I had the misfortune of visiting too many of these people's homes because I went to college at a time when people where still expected to be social. It was a deceptive and false premise since the Earth oozed out of the sun. There is no reason to believe, anymore, that people interact for any reason other than cool mutual interest, aside from which people cut their losses, in discomfort and and ever-useful fear, by fleaing the vacinity. Some of the back-to-nature set moved to Maine, others found midwestern forests and farms far from here. Each day I face East and thank urban blight for chasing away some jerks.

I wore polyester slacks at the height of the Natural Fiber Wars, circa 1967-89. For 'wrinkle free,' I paid with my social standing among luddite academics and hippies. Some of these people owned looms and went on torid junkets to adore one another's hand woven fabrics. The least deviation tolerated from their pink program was either Osh Kosh or L.L. Bean. If they weren't having a backroom pow wow about my petrochemical pants, they were angry that I wasn't altering Middle Eastern politics, as many did with cash contributions to the PLO. They despised American smoke-stack industry and condominiums and malls, bought folk art from people who seem, like them, to live like Pilgrims, and they objected to my love for Clint Eastwood movies. These people objected to my views on space and time, also.
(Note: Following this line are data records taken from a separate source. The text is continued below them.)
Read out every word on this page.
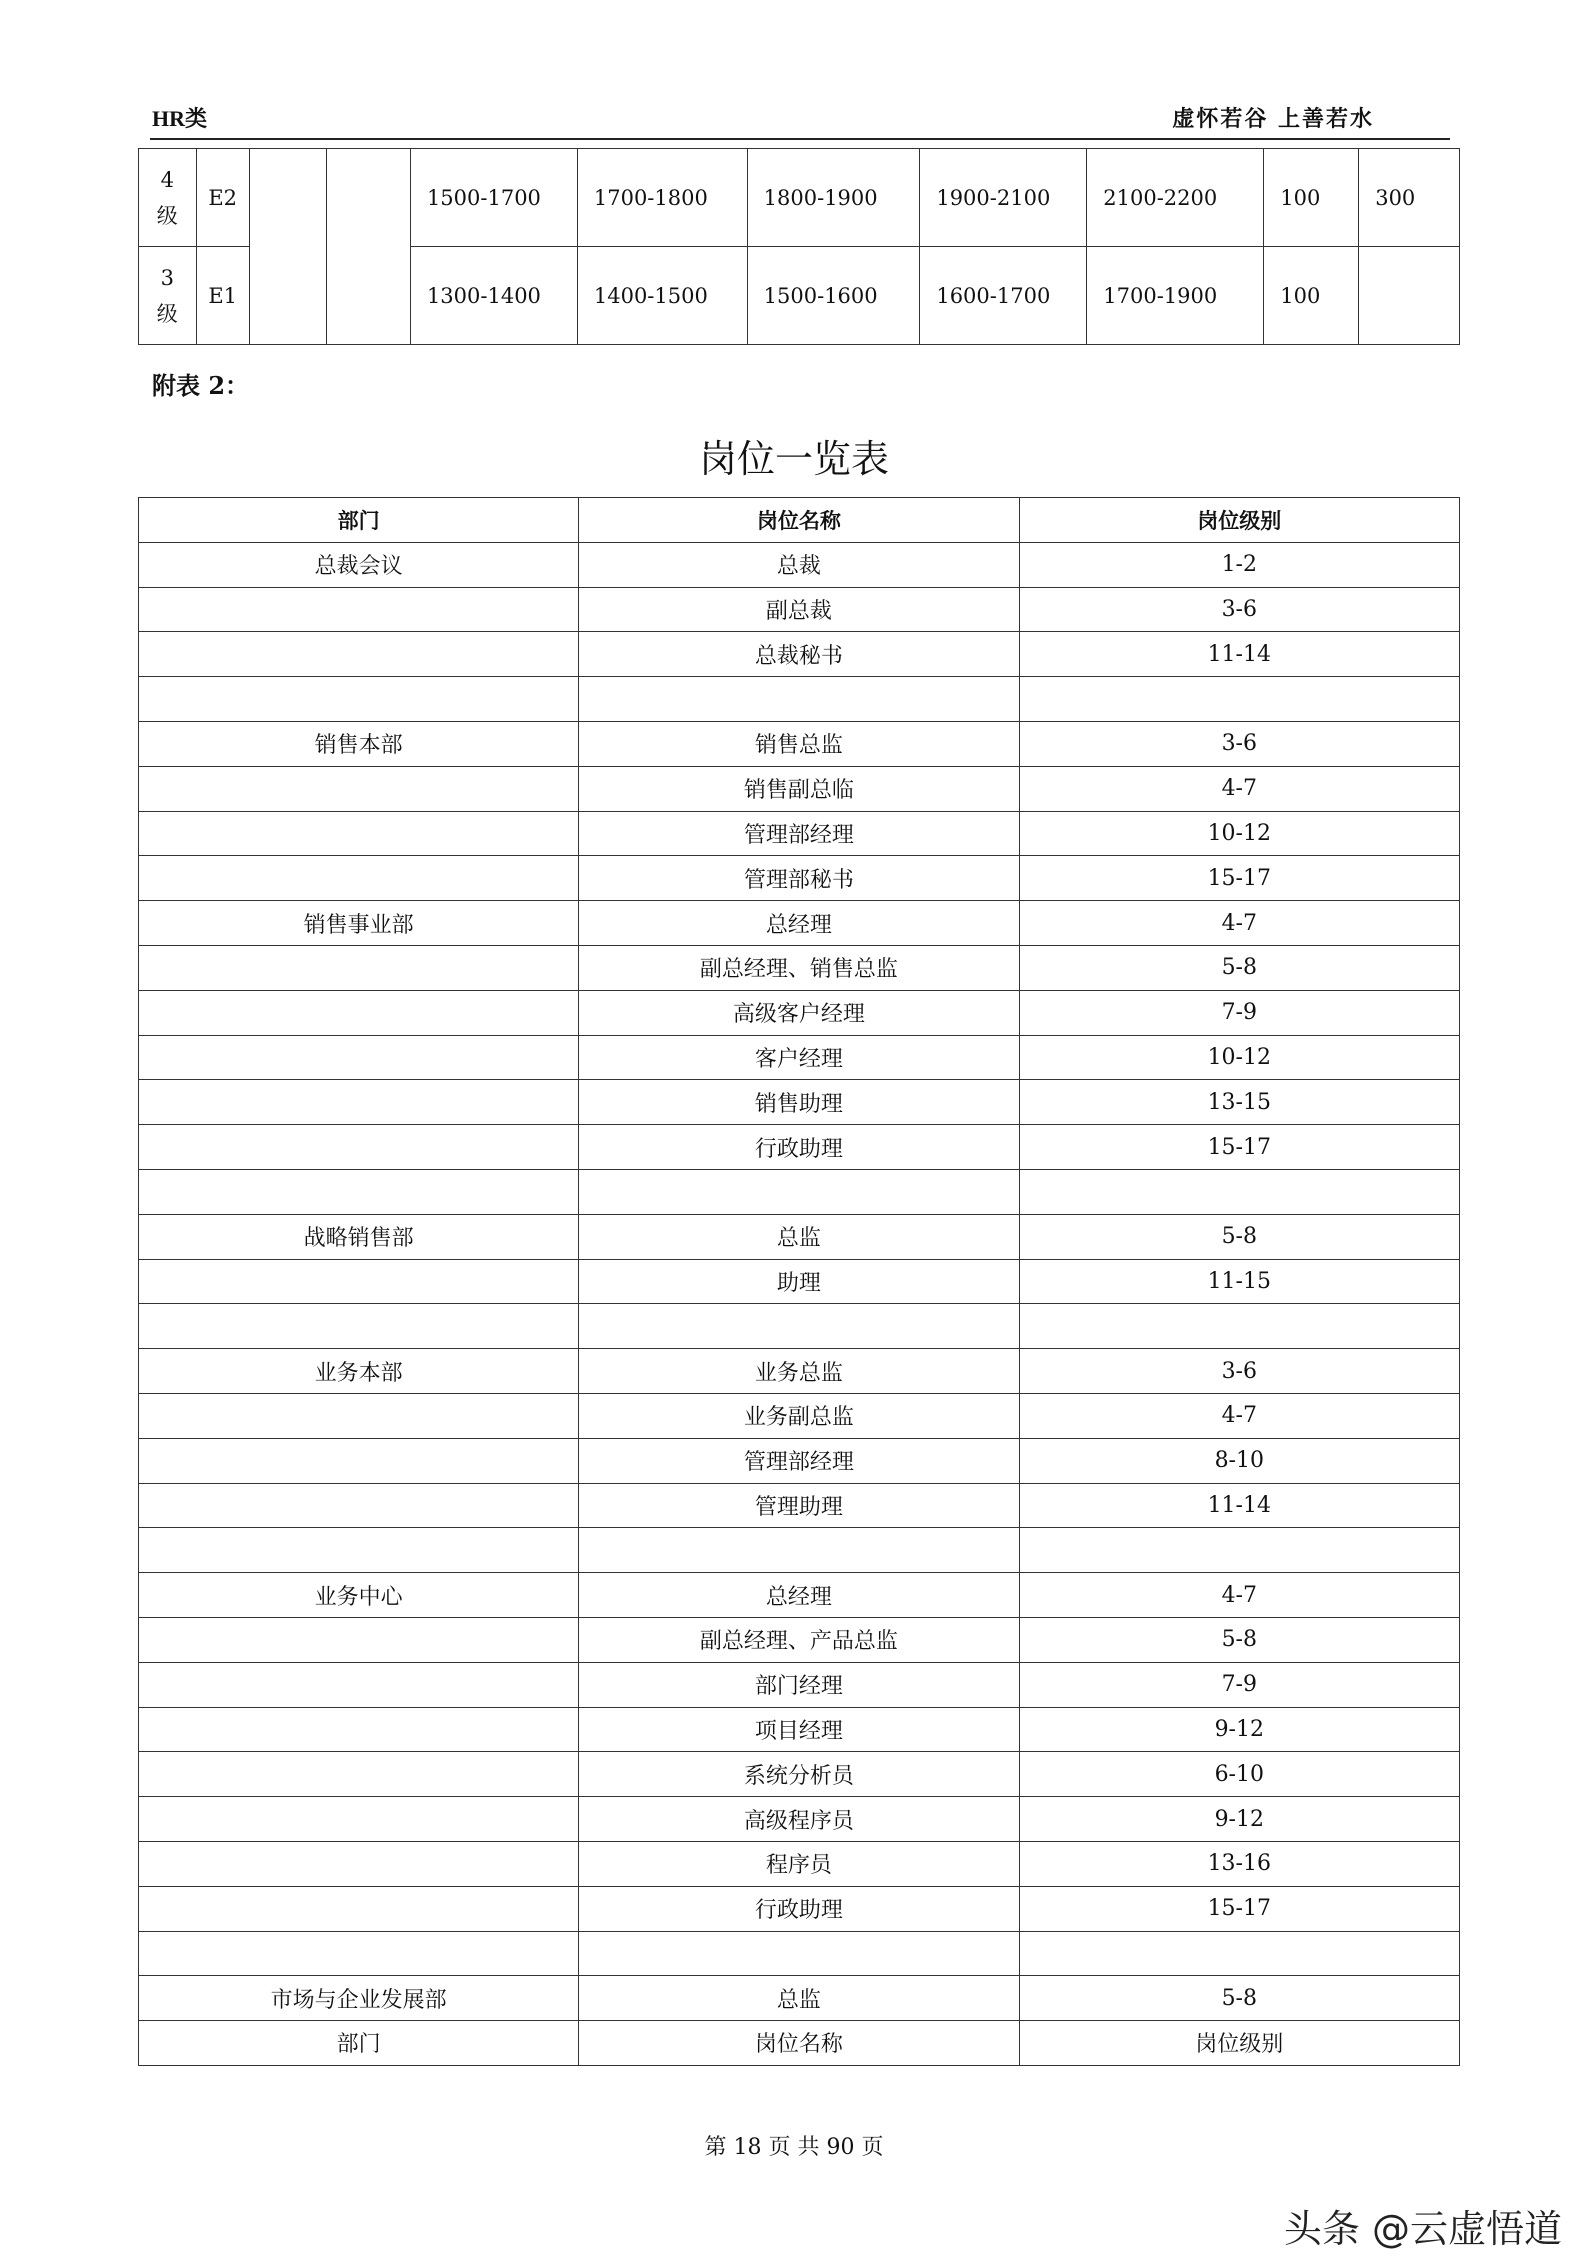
HR类	虚怀若谷 上善若水
4
级	E2			1500-1700	1700-1800	1800-1900	1900-2100	2100-2200	100	300
3
级	E1			1300-1400	1400-1500	1500-1600	1600-1700	1700-1900	100	
附表 2：
岗位一览表
部门	岗位名称	岗位级别
总裁会议	总裁	1-2
	副总裁	3-6
	总裁秘书	11-14

销售本部	销售总监	3-6
	销售副总临	4-7
	管理部经理	10-12
	管理部秘书	15-17
销售事业部	总经理	4-7
	副总经理、销售总监	5-8
	高级客户经理	7-9
	客户经理	10-12
	销售助理	13-15
	行政助理	15-17

战略销售部	总监	5-8
	助理	11-15

业务本部	业务总监	3-6
	业务副总监	4-7
	管理部经理	8-10
	管理助理	11-14

业务中心	总经理	4-7
	副总经理、产品总监	5-8
	部门经理	7-9
	项目经理	9-12
	系统分析员	6-10
	高级程序员	9-12
	程序员	13-16
	行政助理	15-17

市场与企业发展部	总监	5-8
部门	岗位名称	岗位级别
第 18 页 共 90 页
头条 @云虚悟道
I wouldn't have such a dark attitude about it if people weren't as annoying. More backward:more ethical is crud. People in foriegn lands don't hack each other to death because they are technologically advanced. And I wouldn't have let one side of the moon go dim if I hadn't been persecuted by people who object to my views on business and industry. They all think that everyone could survive as cobblers if people got hip to what used to be necessary. The past wasn't better than now, unless raw milk is better than a Big Mac.

They hated my linear, goal oriented thinking. They think in trained, enlightened clusters of sod.

To spare further insult, I seldom leave the comfort of illiterate Perryhilltop, which exited it's last uppity post-graduate in flannel and dungarees in the 1980s.

Isolationism and healthy mindless consurmerism, here, is sweet.